O mesmo residente de Hong Kong, na casa dos 30 anos, sublinha que "o protesto ainda está pacífico", mas já "fora do controlo".
"Os grupos de estudantes pediram aos manifestantes para dispersarem na noite passada, mas as pessoas estão em todo o lado, a ocupar Admiralty, Causewbay (ambas no distrito financeiro da Ilha de Hong Kong) e Mongkok (na ilha de Kowloon).
"Mas eu não tenho medo de vir aqui", remata.
O protesto pela democracia em Hong também não é indiferente aos turistas.
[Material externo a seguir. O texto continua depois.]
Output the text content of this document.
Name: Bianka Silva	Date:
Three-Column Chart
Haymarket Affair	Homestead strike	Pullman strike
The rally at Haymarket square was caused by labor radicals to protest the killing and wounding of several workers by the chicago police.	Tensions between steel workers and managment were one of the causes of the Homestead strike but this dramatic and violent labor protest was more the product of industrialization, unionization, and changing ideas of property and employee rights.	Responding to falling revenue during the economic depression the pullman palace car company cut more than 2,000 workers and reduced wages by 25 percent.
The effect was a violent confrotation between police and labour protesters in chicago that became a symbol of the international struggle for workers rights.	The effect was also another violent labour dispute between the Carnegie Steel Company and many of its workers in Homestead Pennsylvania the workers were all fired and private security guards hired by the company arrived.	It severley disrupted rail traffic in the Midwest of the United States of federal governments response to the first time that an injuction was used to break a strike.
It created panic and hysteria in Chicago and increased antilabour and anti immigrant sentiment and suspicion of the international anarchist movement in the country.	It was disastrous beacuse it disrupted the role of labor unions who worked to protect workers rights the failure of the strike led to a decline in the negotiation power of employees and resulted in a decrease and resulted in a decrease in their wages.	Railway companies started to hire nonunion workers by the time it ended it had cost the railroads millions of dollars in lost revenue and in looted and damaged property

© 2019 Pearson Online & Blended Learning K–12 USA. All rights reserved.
Caetlen e Kir Sullivan viajaram da Califórnia (Estados Unidos) para visitar a filha Cathy, que trabalha na Disneyland de Hong Kong.
"Nós apoiamos a causa das pessoas de Hong Kong, que têm uma palavra a dizer e o direito a protestar", disse a matriarca. "Mas estamos muito nervosos por eles, é possível que seja inseguro", acrescentou Caithlin Sullivan à agência Lusa, antes de embarcar no 'ferry' para Macau.
O destino Macau surgiu na rota dos norte-americanos por uma questão de turismo. "Aproveitamos a proximidade de Hong Kong e hoje vamos visitar Macau, mas no sábado vimos de perto os protestos em Causeway", refere.
Tal como os Sullivan, os consultores e engenheiros belgas Frederic De Coster e Denis De Clercy preparavam-se para fazer o mesmo trajeto marítimo. "Penso que esta é uma situação muito difícil, desde o regresso de Hong Kong à China. Talvez seja esse o local onde a cidade pertence, mas isso não quer dizer que a democracia esteja condenada", diz o consultor, de 28 anos.
"Ninguém gosta de ver isto: os estudantes em protesto. Espero que eles consigam fazer valer as suas opiniões", concorda Denis De Clercy.
Já os empresários italianos Maurício e Jean-Luc acabavam de chegar no ferry procedente de Macau: "Vamos ter uma reunião de negócios num hotel, mas penso que é longe da confusão. É seguro, não é", pergunta Jean-Luc, em busca de confirmação.